En effet, depuis quelques semaines, Washington tente avec de plus en plus d’insistance d’infléchir la décision unilatérale d’Alger de ne pas renouveler son contrat avec le Maroc concernant le gazoduc «Maghreb-Europe». Le but de la manœuvre américaine est de créer le plus possible d’alternative gazière à la Russie, afin de permettre à aux pays de l’Union Européenne d’imposer un embargo énergétique à Moscou. Chose qui relève de l’impossible pour l’instant, puisque l’UE dépend à hauteur de 45% du gaz russe.

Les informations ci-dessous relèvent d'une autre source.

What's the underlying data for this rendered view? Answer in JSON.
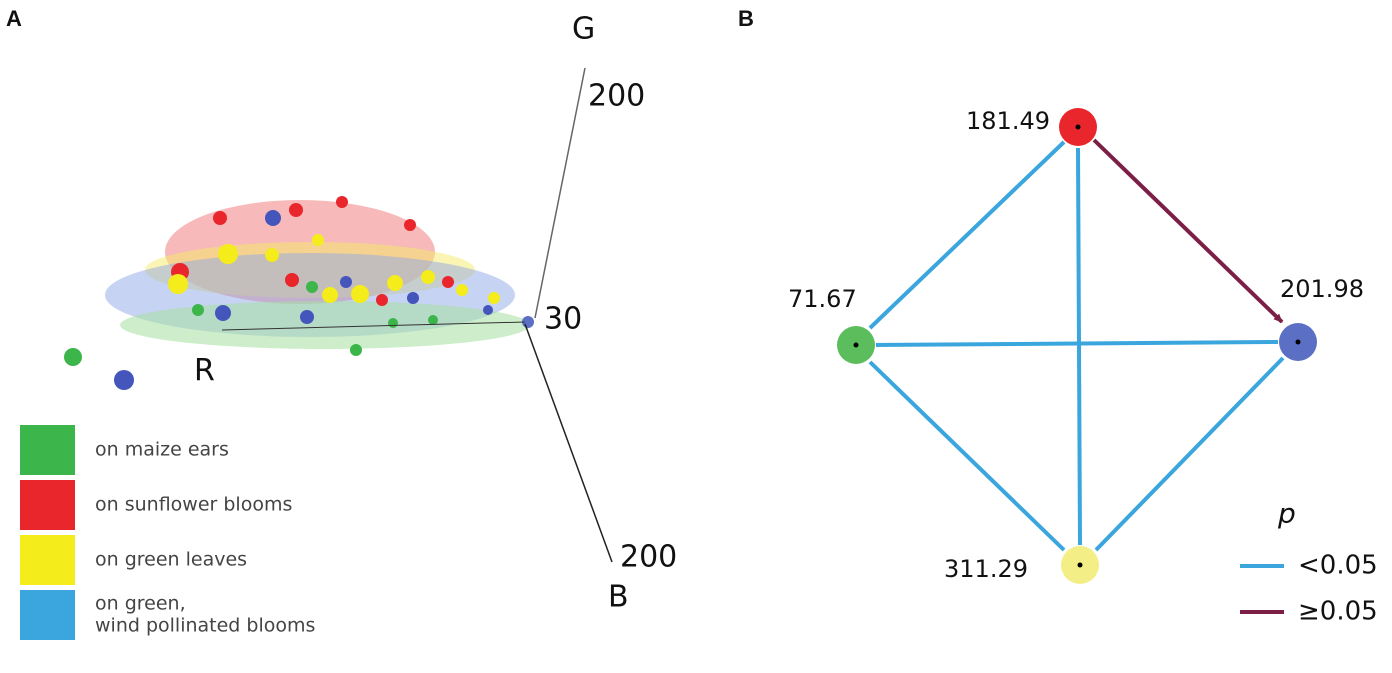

Pour certains pays comme l’Allemagne, la Hongrie ou encore la République Tchèque, le niveau de dépendance se situe entre 60 et 100%.

Dans cette perspective, les Américains sont allés jusqu’à accélérer la relance des accords de Vienne de 2015, en vue de réintégrer l’Iran dans le marché gazier mondial, au grand dam d’Israël. Ils tentent également des rapprochements avec le Vénézuela concernant le pétrole. Rappelons qu’il y a quelques mois encore, Washington considérait ces deux pays comme des Etats voyous.

Quoiqu’il en soit, le propre du réalisme en géopolitique étant de tirer le meilleur du réel au profit de ses intérêts nationaux, le Maroc a tout à gagner de ce bras fer, du moins concernant la question gazière. Car si jamais les Etats-Unis arrivaient à obtenir une réouverture du gazoduc «Maghreb-Europe», cela constituerait incontestablement une déconvenue diplomatique pour l’Algérie, et un affermissement du rôle stratégique du Maroc dans la région. Ajoutons à cela le récent changement de position de Madrid au profit de Rabat concernant le plan d’autonomie pour nos provinces du Sud, qui vient accroître l’enclavement diplomatique de plus en plus prononcé d’Alger, qui perd ses alliés, ou du moins ses soutiens, les uns après les autres.

Le génie c’est de durer, disait Goethe.